The University of St. Thomas will close campus and cancel classes on June 4 and 5 to recognize the life and death of George Floyd, university President Julie Sullivan wrote in an email Tuesday afternoon.
Sullivan wrote that she wants to allow community members to view a livestream of the private memorial service for George Floyd that will be held from 1 to 3 p.m. Thursday, June 4 at North Central University.
“It will allow our community additional time to process, pray about and reflect upon all that has occurred and to better recognize the inequities and social injustices that have become part of our community fabric at St. Thomas and within our state and nation,” Sullivan wrote.
Floyd, a 46-year-old black man, died after a white officer pressed his knee into Floyd’s neck for minutes, even after he stopped moving. His death sparked protests in Minneapolis, an unrest that has spread nationally as protesters decry years of deaths at police hands.
“There is hard work ahead,” Sullivan wrote. “Please use this period of prayer and reflection to help us better define a path forward, a path that includes personal and university commitment and accountability.”
This was the second email from Sullivan on Tuesday. In her earlier email, she declared “Enough is enough!”
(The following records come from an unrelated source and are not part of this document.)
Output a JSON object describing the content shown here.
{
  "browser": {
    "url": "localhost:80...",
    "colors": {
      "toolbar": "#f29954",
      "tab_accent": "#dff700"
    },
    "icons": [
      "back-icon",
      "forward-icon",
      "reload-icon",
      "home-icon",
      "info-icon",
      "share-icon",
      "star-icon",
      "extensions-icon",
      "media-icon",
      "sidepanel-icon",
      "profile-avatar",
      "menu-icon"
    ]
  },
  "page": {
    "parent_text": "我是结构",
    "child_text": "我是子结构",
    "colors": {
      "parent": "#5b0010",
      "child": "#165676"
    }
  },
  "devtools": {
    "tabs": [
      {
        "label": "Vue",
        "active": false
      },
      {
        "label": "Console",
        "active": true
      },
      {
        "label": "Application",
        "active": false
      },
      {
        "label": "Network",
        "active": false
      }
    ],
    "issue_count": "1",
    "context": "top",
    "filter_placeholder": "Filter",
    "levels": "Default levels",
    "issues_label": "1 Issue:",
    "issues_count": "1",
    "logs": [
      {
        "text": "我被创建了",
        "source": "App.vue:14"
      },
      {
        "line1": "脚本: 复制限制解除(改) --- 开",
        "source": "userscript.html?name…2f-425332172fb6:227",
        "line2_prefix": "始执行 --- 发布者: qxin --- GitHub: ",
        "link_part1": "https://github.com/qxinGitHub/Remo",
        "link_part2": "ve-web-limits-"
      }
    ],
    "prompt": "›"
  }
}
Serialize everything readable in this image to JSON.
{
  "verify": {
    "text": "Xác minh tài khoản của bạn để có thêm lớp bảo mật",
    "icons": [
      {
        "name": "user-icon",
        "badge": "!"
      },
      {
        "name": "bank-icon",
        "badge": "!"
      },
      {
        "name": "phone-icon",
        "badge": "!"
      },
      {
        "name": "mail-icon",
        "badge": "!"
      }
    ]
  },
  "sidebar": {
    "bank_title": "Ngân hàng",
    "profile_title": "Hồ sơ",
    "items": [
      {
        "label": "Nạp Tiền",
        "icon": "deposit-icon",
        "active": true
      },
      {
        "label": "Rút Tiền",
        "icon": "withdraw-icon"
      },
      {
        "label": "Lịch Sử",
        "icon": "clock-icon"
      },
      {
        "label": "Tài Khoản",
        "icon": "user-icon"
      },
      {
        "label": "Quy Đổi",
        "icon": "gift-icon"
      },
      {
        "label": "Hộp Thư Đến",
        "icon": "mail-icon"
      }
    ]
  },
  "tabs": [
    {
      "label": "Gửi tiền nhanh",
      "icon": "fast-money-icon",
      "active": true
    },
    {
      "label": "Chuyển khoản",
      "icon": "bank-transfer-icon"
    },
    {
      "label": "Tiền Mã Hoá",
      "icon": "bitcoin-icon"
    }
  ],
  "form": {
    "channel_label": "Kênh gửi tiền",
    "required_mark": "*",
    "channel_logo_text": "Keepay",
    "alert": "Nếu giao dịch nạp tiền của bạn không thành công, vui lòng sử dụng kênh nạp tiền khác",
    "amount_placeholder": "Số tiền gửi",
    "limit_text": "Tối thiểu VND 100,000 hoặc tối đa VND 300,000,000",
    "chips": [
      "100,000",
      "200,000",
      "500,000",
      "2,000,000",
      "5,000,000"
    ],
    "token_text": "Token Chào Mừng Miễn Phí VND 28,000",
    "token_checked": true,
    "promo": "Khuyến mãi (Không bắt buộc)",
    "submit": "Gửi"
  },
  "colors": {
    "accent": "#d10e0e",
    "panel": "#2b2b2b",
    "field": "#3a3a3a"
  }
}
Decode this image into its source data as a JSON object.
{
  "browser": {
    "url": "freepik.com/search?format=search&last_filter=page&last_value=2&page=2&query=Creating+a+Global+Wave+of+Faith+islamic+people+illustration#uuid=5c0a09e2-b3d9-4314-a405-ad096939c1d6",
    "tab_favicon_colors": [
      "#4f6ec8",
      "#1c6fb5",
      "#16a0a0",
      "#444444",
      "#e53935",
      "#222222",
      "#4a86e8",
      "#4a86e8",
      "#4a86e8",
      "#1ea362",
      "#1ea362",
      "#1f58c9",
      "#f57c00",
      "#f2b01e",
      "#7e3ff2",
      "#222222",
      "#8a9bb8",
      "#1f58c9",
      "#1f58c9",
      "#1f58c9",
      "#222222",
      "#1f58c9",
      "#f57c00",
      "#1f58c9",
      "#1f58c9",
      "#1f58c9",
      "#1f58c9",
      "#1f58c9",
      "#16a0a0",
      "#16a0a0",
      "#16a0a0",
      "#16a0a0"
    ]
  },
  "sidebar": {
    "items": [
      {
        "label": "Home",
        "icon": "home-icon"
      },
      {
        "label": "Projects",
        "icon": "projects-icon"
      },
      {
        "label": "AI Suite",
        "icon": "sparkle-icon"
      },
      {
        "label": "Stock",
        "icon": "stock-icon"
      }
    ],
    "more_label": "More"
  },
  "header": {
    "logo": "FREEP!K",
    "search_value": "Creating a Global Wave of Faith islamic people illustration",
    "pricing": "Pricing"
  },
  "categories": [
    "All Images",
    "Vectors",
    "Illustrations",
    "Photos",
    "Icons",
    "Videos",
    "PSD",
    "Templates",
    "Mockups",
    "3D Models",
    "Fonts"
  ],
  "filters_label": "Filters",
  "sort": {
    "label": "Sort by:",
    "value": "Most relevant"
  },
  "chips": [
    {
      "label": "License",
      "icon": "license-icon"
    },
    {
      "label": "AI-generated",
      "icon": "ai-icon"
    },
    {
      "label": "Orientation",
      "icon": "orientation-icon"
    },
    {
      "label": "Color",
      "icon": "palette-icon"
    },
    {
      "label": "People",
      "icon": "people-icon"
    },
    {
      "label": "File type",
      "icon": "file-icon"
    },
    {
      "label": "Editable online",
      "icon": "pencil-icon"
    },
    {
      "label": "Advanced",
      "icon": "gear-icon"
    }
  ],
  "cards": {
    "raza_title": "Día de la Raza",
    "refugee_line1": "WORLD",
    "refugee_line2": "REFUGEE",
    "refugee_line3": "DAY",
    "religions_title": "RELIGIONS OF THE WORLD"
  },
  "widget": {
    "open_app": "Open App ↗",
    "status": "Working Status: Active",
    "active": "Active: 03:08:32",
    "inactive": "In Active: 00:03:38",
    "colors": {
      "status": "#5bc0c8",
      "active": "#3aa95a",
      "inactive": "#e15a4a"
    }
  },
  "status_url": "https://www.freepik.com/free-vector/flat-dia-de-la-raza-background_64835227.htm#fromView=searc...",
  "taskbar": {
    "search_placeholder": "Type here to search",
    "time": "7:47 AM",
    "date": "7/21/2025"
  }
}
“In addressing racism within ourselves, St. Thomas, Minnesota and America, we must listen to, learn from and collaborate with one another,” Sullivan wrote. “Everyone has a responsibility to participate. Those who have felt the injustice for so long cannot carry a disproportionate burden in alleviating it, yet also must be a part of imagining and creating a world without it.”
In her first email, Sullivan referenced the university’s Action Plan to Combat Racism, which was announced in October 2018 after a first-year student found a racial slur written on his door in Brady Hall.
Four racial incidents have occurred on the St. Thomas campus since fall 2016, including the one in October 2018.
In September 2019, students found a racist word in a bathroom of the all-male Ireland Hall.
In November 2017, an Ireland Hall resident adviser found a racial slur etched into a paper on a bulletin board.
In November 2016, a student found a racial slur written on a campus sidewalk.
The Action Plan to Combat Racism included short-term and long-term strategies, such as campus-wide anti-bias training and a commitment to recruiting and retaining students of color.
“We have had our own shortcomings as an institution; we must never stop learning from those shortcomings if we are to create the environment we want for our community members and become the university we want to be,” Sullivan wrote in Tuesday’s first email.